川嶋 守彦 展 記、濁り江Morihiko Kawashima Exhibition
2021.5.11(火)~5.23(日)開廊:12:00~19:00(月曜休廊・最終日17:00まで)
記「記、濁り江」
この展覧会は雨と雨にまつわる事象、水たまり、石に落ちる雨つぶとその匂い、ガラスにはじかれた雨、埃、にじむ水面、映る景色・・・・などがイメージソースになった作品で構成しているのですが、何かそれらを結びつける良いタイトルがないかと考えていました。読書中にふと目に留まったのが、濁り江というワードでした。『記、濁り江』は前回、前々会の個展タイトル『無記』より対の意味で『記』としました。無記とはその字の通り記入しないことですが、仏教用語でもあります。釈迦が形而上の問いに対して無記、つまり何も記さず、語らずといった保留の態度で問いの回答としたそうです。無記に対して今展につけた『記』は保留せずといった自身の態度表明でもあります。
つづく『濁り江』は新古今和歌集より、「濁り江の すまむことこそ 難からめ いかでほのかに 影をだに見む」よみ人知らず
(訳 濁り江が澄まないように、あなたと一緒に住むことは難しいでしょう。けれども、せめて水に映るあなたのほのかな姿だけでも見ていたいのです。)といった鎌倉期の恋歌より引用しました。そこに対象と非対象者(作者、鑑賞者)の絵画的な関係性が見て取れます。
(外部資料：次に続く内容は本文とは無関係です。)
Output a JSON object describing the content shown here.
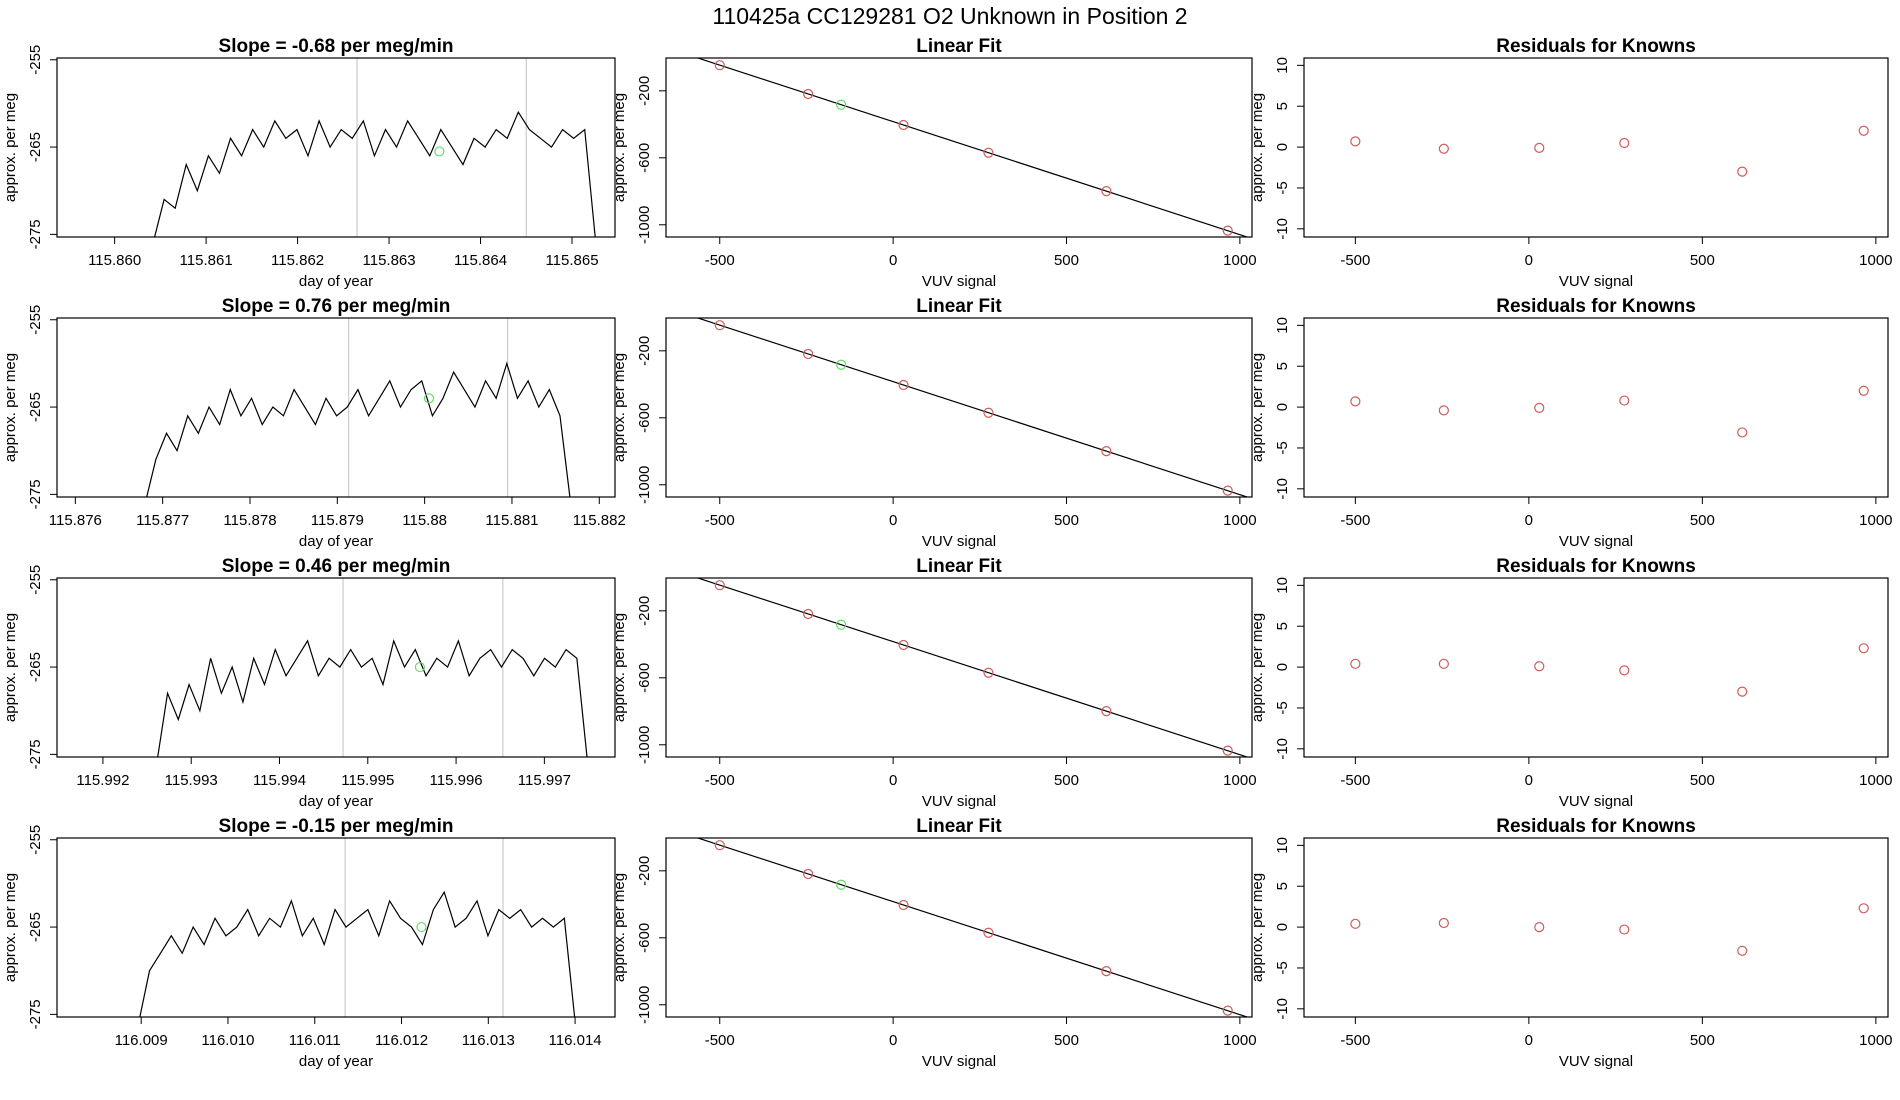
{
  "title": "110425a      CC129281   O2 Unknown in Position  2",
  "chart_data": [
    {
      "type": "line",
      "title": "Slope =  -0.68  per meg/min",
      "xlabel": "day of year",
      "ylabel": "approx. per meg",
      "x": [
        115.86042,
        115.860541,
        115.860662,
        115.860783,
        115.860904,
        115.861025,
        115.861146,
        115.861267,
        115.861388,
        115.861509,
        115.86163,
        115.861751,
        115.861872,
        115.861993,
        115.862114,
        115.862235,
        115.862356,
        115.862477,
        115.862598,
        115.862719,
        115.86284,
        115.862961,
        115.863082,
        115.863203,
        115.863324,
        115.863445,
        115.863566,
        115.863687,
        115.863808,
        115.863929,
        115.86405,
        115.864171,
        115.864292,
        115.864413,
        115.864534,
        115.864655,
        115.864776,
        115.864897,
        115.865018,
        115.865139,
        115.86526
      ],
      "values": [
        -276,
        -271,
        -272,
        -267,
        -270,
        -266,
        -268,
        -264,
        -266,
        -263,
        -265,
        -262,
        -264,
        -263,
        -266,
        -262,
        -265,
        -263,
        -264,
        -262,
        -266,
        -263,
        -265,
        -262,
        -264,
        -266,
        -263,
        -265,
        -267,
        -264,
        -265,
        -263,
        -264,
        -261,
        -263,
        -264,
        -265,
        -263,
        -264,
        -263,
        -276
      ],
      "color": "#000000",
      "xlim": [
        115.85937,
        115.86547
      ],
      "ylim": [
        -275.3,
        -254.8
      ],
      "xticks": [
        {
          "value": 115.86,
          "label": "115.860"
        },
        115.861,
        115.862,
        115.863,
        115.864,
        115.865
      ],
      "yticks": [
        -255,
        -265,
        -275
      ],
      "vlines": [
        115.86265,
        115.8645
      ],
      "vline_color": "#cccccc",
      "highlight": {
        "x": 115.86355,
        "value": -265.5,
        "color": "#66dd66"
      }
    },
    {
      "type": "scatter",
      "title": "Linear Fit",
      "xlabel": "VUV signal",
      "ylabel": "approx. per meg",
      "x": [
        -500,
        -245,
        -150,
        30,
        275,
        615,
        965
      ],
      "values": [
        -47,
        -219,
        -283,
        -404,
        -570,
        -799,
        -1035
      ],
      "colors": [
        "#cd5c5c",
        "#cd5c5c",
        "#66dd66",
        "#cd5c5c",
        "#cd5c5c",
        "#cd5c5c",
        "#cd5c5c"
      ],
      "fit_line": {
        "intercept": -384,
        "slope": -0.675
      },
      "line_color": "#000000",
      "xlim": [
        -655,
        1035
      ],
      "ylim": [
        -1073,
        -4
      ],
      "xticks": [
        -500,
        0,
        500,
        1000
      ],
      "yticks": [
        -200,
        -600,
        -1000
      ]
    },
    {
      "type": "scatter",
      "title": "Residuals for Knowns",
      "xlabel": "VUV signal",
      "ylabel": "approx. per meg",
      "x": [
        -500,
        -245,
        30,
        275,
        615,
        965
      ],
      "values": [
        0.7,
        -0.2,
        -0.1,
        0.5,
        -3.0,
        2.0
      ],
      "color": "#cd5c5c",
      "xlim": [
        -648,
        1035
      ],
      "ylim": [
        -11,
        10.9
      ],
      "xticks": [
        -500,
        0,
        500,
        1000
      ],
      "yticks": [
        10,
        5,
        0,
        -5,
        -10
      ]
    },
    {
      "type": "line",
      "title": "Slope =  0.76  per meg/min",
      "xlabel": "day of year",
      "ylabel": "approx. per meg",
      "x": [
        115.8768,
        115.876922,
        115.877044,
        115.877165,
        115.877287,
        115.877409,
        115.877531,
        115.877653,
        115.877774,
        115.877896,
        115.878018,
        115.87814,
        115.878262,
        115.878383,
        115.878505,
        115.878627,
        115.878749,
        115.878871,
        115.878992,
        115.879114,
        115.879236,
        115.879358,
        115.87948,
        115.879601,
        115.879723,
        115.879845,
        115.879967,
        115.880089,
        115.88021,
        115.880332,
        115.880454,
        115.880576,
        115.880698,
        115.880819,
        115.880941,
        115.881063,
        115.881185,
        115.881307,
        115.881428,
        115.88155,
        115.881672
      ],
      "values": [
        -276,
        -271,
        -268,
        -270,
        -266,
        -268,
        -265,
        -267,
        -263,
        -266,
        -264,
        -267,
        -265,
        -266,
        -263,
        -265,
        -267,
        -264,
        -266,
        -265,
        -263,
        -266,
        -264,
        -262,
        -265,
        -263,
        -262,
        -266,
        -264,
        -261,
        -263,
        -265,
        -262,
        -264,
        -260,
        -264,
        -262,
        -265,
        -263,
        -266,
        -276
      ],
      "color": "#000000",
      "xlim": [
        115.87579,
        115.88218
      ],
      "ylim": [
        -275.3,
        -254.8
      ],
      "xticks": [
        115.876,
        115.877,
        115.878,
        115.879,
        115.88,
        115.881,
        115.882
      ],
      "yticks": [
        -255,
        -265,
        -275
      ],
      "vlines": [
        115.87913,
        115.88095
      ],
      "vline_color": "#cccccc",
      "highlight": {
        "x": 115.88005,
        "value": -264,
        "color": "#66dd66"
      }
    },
    {
      "type": "scatter",
      "title": "Linear Fit",
      "xlabel": "VUV signal",
      "ylabel": "approx. per meg",
      "x": [
        -500,
        -245,
        -150,
        30,
        275,
        615,
        965
      ],
      "values": [
        -47,
        -219,
        -283,
        -404,
        -570,
        -799,
        -1035
      ],
      "colors": [
        "#cd5c5c",
        "#cd5c5c",
        "#66dd66",
        "#cd5c5c",
        "#cd5c5c",
        "#cd5c5c",
        "#cd5c5c"
      ],
      "fit_line": {
        "intercept": -384,
        "slope": -0.675
      },
      "line_color": "#000000",
      "xlim": [
        -655,
        1035
      ],
      "ylim": [
        -1073,
        -4
      ],
      "xticks": [
        -500,
        0,
        500,
        1000
      ],
      "yticks": [
        -200,
        -600,
        -1000
      ]
    },
    {
      "type": "scatter",
      "title": "Residuals for Knowns",
      "xlabel": "VUV signal",
      "ylabel": "approx. per meg",
      "x": [
        -500,
        -245,
        30,
        275,
        615,
        965
      ],
      "values": [
        0.7,
        -0.4,
        -0.1,
        0.8,
        -3.1,
        2.0
      ],
      "color": "#cd5c5c",
      "xlim": [
        -648,
        1035
      ],
      "ylim": [
        -11,
        10.9
      ],
      "xticks": [
        -500,
        0,
        500,
        1000
      ],
      "yticks": [
        10,
        5,
        0,
        -5,
        -10
      ]
    },
    {
      "type": "line",
      "title": "Slope =  0.46  per meg/min",
      "xlabel": "day of year",
      "ylabel": "approx. per meg",
      "x": [
        115.99261,
        115.992732,
        115.992854,
        115.992976,
        115.993098,
        115.99322,
        115.993342,
        115.993464,
        115.993586,
        115.993708,
        115.99383,
        115.993952,
        115.994074,
        115.994196,
        115.994318,
        115.99444,
        115.994562,
        115.994684,
        115.994806,
        115.994928,
        115.99505,
        115.995172,
        115.995294,
        115.995416,
        115.995538,
        115.99566,
        115.995782,
        115.995904,
        115.996026,
        115.996148,
        115.99627,
        115.996392,
        115.996514,
        115.996636,
        115.996758,
        115.99688,
        115.997002,
        115.997124,
        115.997246,
        115.997368,
        115.99749
      ],
      "values": [
        -276,
        -268,
        -271,
        -267,
        -270,
        -264,
        -268,
        -265,
        -269,
        -264,
        -267,
        -263,
        -266,
        -264,
        -262,
        -266,
        -264,
        -265,
        -263,
        -265,
        -264,
        -267,
        -262,
        -265,
        -263,
        -266,
        -264,
        -265,
        -262,
        -266,
        -264,
        -263,
        -265,
        -263,
        -264,
        -266,
        -264,
        -265,
        -263,
        -264,
        -276
      ],
      "color": "#000000",
      "xlim": [
        115.99148,
        115.9978
      ],
      "ylim": [
        -275.3,
        -254.8
      ],
      "xticks": [
        115.992,
        115.993,
        115.994,
        115.995,
        115.996,
        115.997
      ],
      "yticks": [
        -255,
        -265,
        -275
      ],
      "vlines": [
        115.99472,
        115.99653
      ],
      "vline_color": "#cccccc",
      "highlight": {
        "x": 115.99559,
        "value": -265,
        "color": "#66dd66"
      }
    },
    {
      "type": "scatter",
      "title": "Linear Fit",
      "xlabel": "VUV signal",
      "ylabel": "approx. per meg",
      "x": [
        -500,
        -245,
        -150,
        30,
        275,
        615,
        965
      ],
      "values": [
        -47,
        -219,
        -283,
        -404,
        -570,
        -799,
        -1035
      ],
      "colors": [
        "#cd5c5c",
        "#cd5c5c",
        "#66dd66",
        "#cd5c5c",
        "#cd5c5c",
        "#cd5c5c",
        "#cd5c5c"
      ],
      "fit_line": {
        "intercept": -384,
        "slope": -0.675
      },
      "line_color": "#000000",
      "xlim": [
        -655,
        1035
      ],
      "ylim": [
        -1073,
        -4
      ],
      "xticks": [
        -500,
        0,
        500,
        1000
      ],
      "yticks": [
        -200,
        -600,
        -1000
      ]
    },
    {
      "type": "scatter",
      "title": "Residuals for Knowns",
      "xlabel": "VUV signal",
      "ylabel": "approx. per meg",
      "x": [
        -500,
        -245,
        30,
        275,
        615,
        965
      ],
      "values": [
        0.4,
        0.4,
        0.1,
        -0.4,
        -3.0,
        2.3
      ],
      "color": "#cd5c5c",
      "xlim": [
        -648,
        1035
      ],
      "ylim": [
        -11,
        10.9
      ],
      "xticks": [
        -500,
        0,
        500,
        1000
      ],
      "yticks": [
        10,
        5,
        0,
        -5,
        -10
      ]
    },
    {
      "type": "line",
      "title": "Slope =  -0.15  per meg/min",
      "xlabel": "day of year",
      "ylabel": "approx. per meg",
      "x": [
        116.00897,
        116.009096,
        116.009222,
        116.009347,
        116.009473,
        116.009599,
        116.009725,
        116.009851,
        116.009976,
        116.010102,
        116.010228,
        116.010354,
        116.01048,
        116.010605,
        116.010731,
        116.010857,
        116.010983,
        116.011109,
        116.011234,
        116.01136,
        116.011486,
        116.011612,
        116.011738,
        116.011863,
        116.011989,
        116.012115,
        116.012241,
        116.012367,
        116.012492,
        116.012618,
        116.012744,
        116.01287,
        116.012996,
        116.013121,
        116.013247,
        116.013373,
        116.013499,
        116.013625,
        116.01375,
        116.013876,
        116.014002
      ],
      "values": [
        -276,
        -270,
        -268,
        -266,
        -268,
        -265,
        -267,
        -264,
        -266,
        -265,
        -263,
        -266,
        -264,
        -265,
        -262,
        -266,
        -264,
        -267,
        -263,
        -265,
        -264,
        -263,
        -266,
        -262,
        -264,
        -265,
        -267,
        -263,
        -261,
        -265,
        -264,
        -262,
        -266,
        -263,
        -264,
        -263,
        -265,
        -264,
        -265,
        -264,
        -276
      ],
      "color": "#000000",
      "xlim": [
        116.00803,
        116.01446
      ],
      "ylim": [
        -275.3,
        -254.8
      ],
      "xticks": [
        116.009,
        {
          "value": 116.01,
          "label": "116.010"
        },
        116.011,
        116.012,
        116.013,
        116.014
      ],
      "yticks": [
        -255,
        -265,
        -275
      ],
      "vlines": [
        116.01135,
        116.01317
      ],
      "vline_color": "#cccccc",
      "highlight": {
        "x": 116.01223,
        "value": -265,
        "color": "#66dd66"
      }
    },
    {
      "type": "scatter",
      "title": "Linear Fit",
      "xlabel": "VUV signal",
      "ylabel": "approx. per meg",
      "x": [
        -500,
        -245,
        -150,
        30,
        275,
        615,
        965
      ],
      "values": [
        -47,
        -219,
        -283,
        -404,
        -570,
        -799,
        -1035
      ],
      "colors": [
        "#cd5c5c",
        "#cd5c5c",
        "#66dd66",
        "#cd5c5c",
        "#cd5c5c",
        "#cd5c5c",
        "#cd5c5c"
      ],
      "fit_line": {
        "intercept": -384,
        "slope": -0.675
      },
      "line_color": "#000000",
      "xlim": [
        -655,
        1035
      ],
      "ylim": [
        -1073,
        -4
      ],
      "xticks": [
        -500,
        0,
        500,
        1000
      ],
      "yticks": [
        -200,
        -600,
        -1000
      ]
    },
    {
      "type": "scatter",
      "title": "Residuals for Knowns",
      "xlabel": "VUV signal",
      "ylabel": "approx. per meg",
      "x": [
        -500,
        -245,
        30,
        275,
        615,
        965
      ],
      "values": [
        0.4,
        0.5,
        0.0,
        -0.3,
        -2.9,
        2.3
      ],
      "color": "#cd5c5c",
      "xlim": [
        -648,
        1035
      ],
      "ylim": [
        -11,
        10.9
      ],
      "xticks": [
        -500,
        0,
        500,
        1000
      ],
      "yticks": [
        10,
        5,
        0,
        -5,
        -10
      ]
    }
  ]
}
私の作品はキャンバスに直接描いたものではなく、ビニールシートに薄く描いたものをキャンバスに接着してビニールシートを剥がしてとって制作します。その際、シートに描かれた像は左右反転して画布に定着されます。それらを幾層も重ね合わせることで像は重層化され曖昧なものになり、マチュエール(絵肌)はボコボコ波打って陶器のように鈍く光り出します。濁り江が濁り絵と掛詞になり、江は雨の縁意を感じ、濁る水面は絵画の画布を。そして反転してうつる像は自身の作品の制作方法にも重ねることができると考え展覧会タイトルとしました。絵画を水面や窓に見立てることによって、掴めそうで捉えることのできない像に鑑賞者それぞれの思いを幻視することができるような作品になっていると幸いです。